In terms of my own experiences, I have found going rock climbing either indoors or outdoors, but particularly outdoors, highly useful in the practice of developing courage to control a fear reaction. It is neurologically normal to be up off the ground and have an increased heart rate, sweating, and the initial neurotic thought “I’m going to fall and get hurt/die!” However, it is simply not true, unless you’re climbing Alex Honold style. Otherwise, you’re 100% tied into a rope, and the person belaying you. Yes, accidents happen, but a far lower rate than car accidents. I heard from a master climber that one trick to over-coming a fear of heights was to focus on the present moment, and specifically to notice and affirm to yourself that if your hands and feet were on the wall, you were not falling. Having used this technique, I can affirm, it works. Therefore, there are many ways to practice overcoming fear in ways that you can bring into the workplace.

 

To develop courage, which I will clarify as a state, it is useful to go back to learning the skill of assertiveness.
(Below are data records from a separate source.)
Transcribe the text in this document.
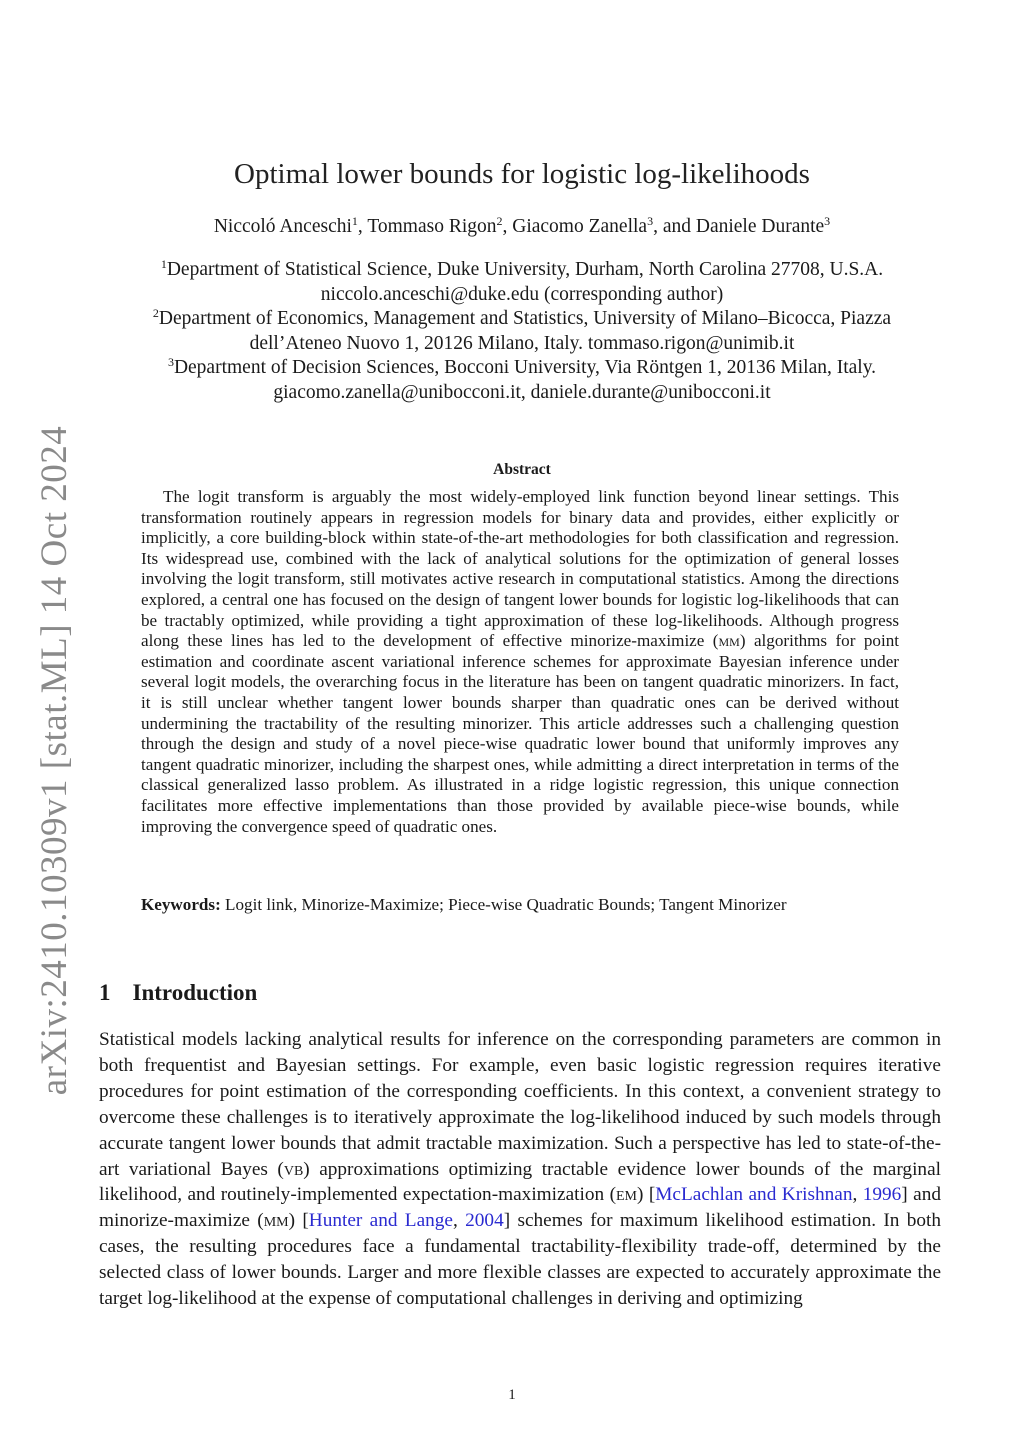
arXiv:2410.10309v1 [stat.ML] 14 Oct 2024
Optimal lower bounds for logistic log-likelihoods
Niccoló Anceschi$^1$, Tommaso Rigon$^2$, Giacomo Zanella$^3$, and Daniele Durante$^3$
$^1$Department of Statistical Science, Duke University, Durham, North Carolina 27708, U.S.A.
niccolo.anceschi@duke.edu (corresponding author)
$^2$Department of Economics, Management and Statistics, University of Milano–Bicocca, Piazza
dell’Ateneo Nuovo 1, 20126 Milano, Italy. tommaso.rigon@unimib.it
$^3$Department of Decision Sciences, Bocconi University, Via Röntgen 1, 20136 Milan, Italy.
giacomo.zanella@unibocconi.it, daniele.durante@unibocconi.it
Abstract
The logit transform is arguably the most widely-employed link function beyond linear settings. This transformation routinely appears in regression models for binary data and provides, either explicitly or implicitly, a core building-block within state-of-the-art methodologies for both classification and regression. Its widespread use, combined with the lack of analytical solutions for the optimization of general losses involving the logit transform, still motivates active research in computational statistics. Among the directions explored, a central one has focused on the design of tangent lower bounds for logistic log-likelihoods that can be tractably optimized, while providing a tight approximation of these log-likelihoods. Although progress along these lines has led to the development of effective minorize-maximize (mm) algorithms for point estimation and coordinate ascent variational inference schemes for approximate Bayesian inference under several logit models, the overarching focus in the literature has been on tangent quadratic minorizers. In fact, it is still unclear whether tangent lower bounds sharper than quadratic ones can be derived without undermining the tractability of the resulting minorizer. This article addresses such a challenging question through the design and study of a novel piece-wise quadratic lower bound that uniformly improves any tangent quadratic minorizer, including the sharpest ones, while admitting a direct interpretation in terms of the classical generalized lasso problem. As illustrated in a ridge logistic regression, this unique connection facilitates more effective implementations than those provided by available piece-wise bounds, while improving the convergence speed of quadratic ones.
Keywords: Logit link, Minorize-Maximize; Piece-wise Quadratic Bounds; Tangent Minorizer
1 Introduction
Statistical models lacking analytical results for inference on the corresponding parameters are common in both frequentist and Bayesian settings. For example, even basic logistic regression requires iterative procedures for point estimation of the corresponding coefficients. In this context, a convenient strategy to overcome these challenges is to iteratively approximate the log-likelihood induced by such models through accurate tangent lower bounds that admit tractable maximization. Such a perspective has led to state-of-the-art variational Bayes (vb) approximations optimizing tractable evidence lower bounds of the marginal likelihood, and routinely-implemented expectation-maximization (em) [McLachlan and Krishnan, 1996] and minorize-maximize (mm) [Hunter and Lange, 2004] schemes for maximum likelihood estimation. In both cases, the resulting procedures face a fundamental tractability-flexibility trade-off, determined by the selected class of lower bounds. Larger and more flexible classes are expected to accurately approximate the target log-likelihood at the expense of computational challenges in deriving and optimizing
1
As it pertains to courage, developing assertiveness, begins with identifying the fear, developing a calm state (emotional regulation developed through breathing or mindfulness), and developing an assertive voice. I usually have people practice this with me so they can see themselves doing it, and I can role play “the bad guy” or person who is feared and show in-vivo how to handle nasty behavior or comments. It works because it is classical behavioral conditioning.

 

The Exercise:

Identify one fear that you wish to rid yourself of and write it down.

Now develop a plan based on the suggestions in this chapter to overcome it.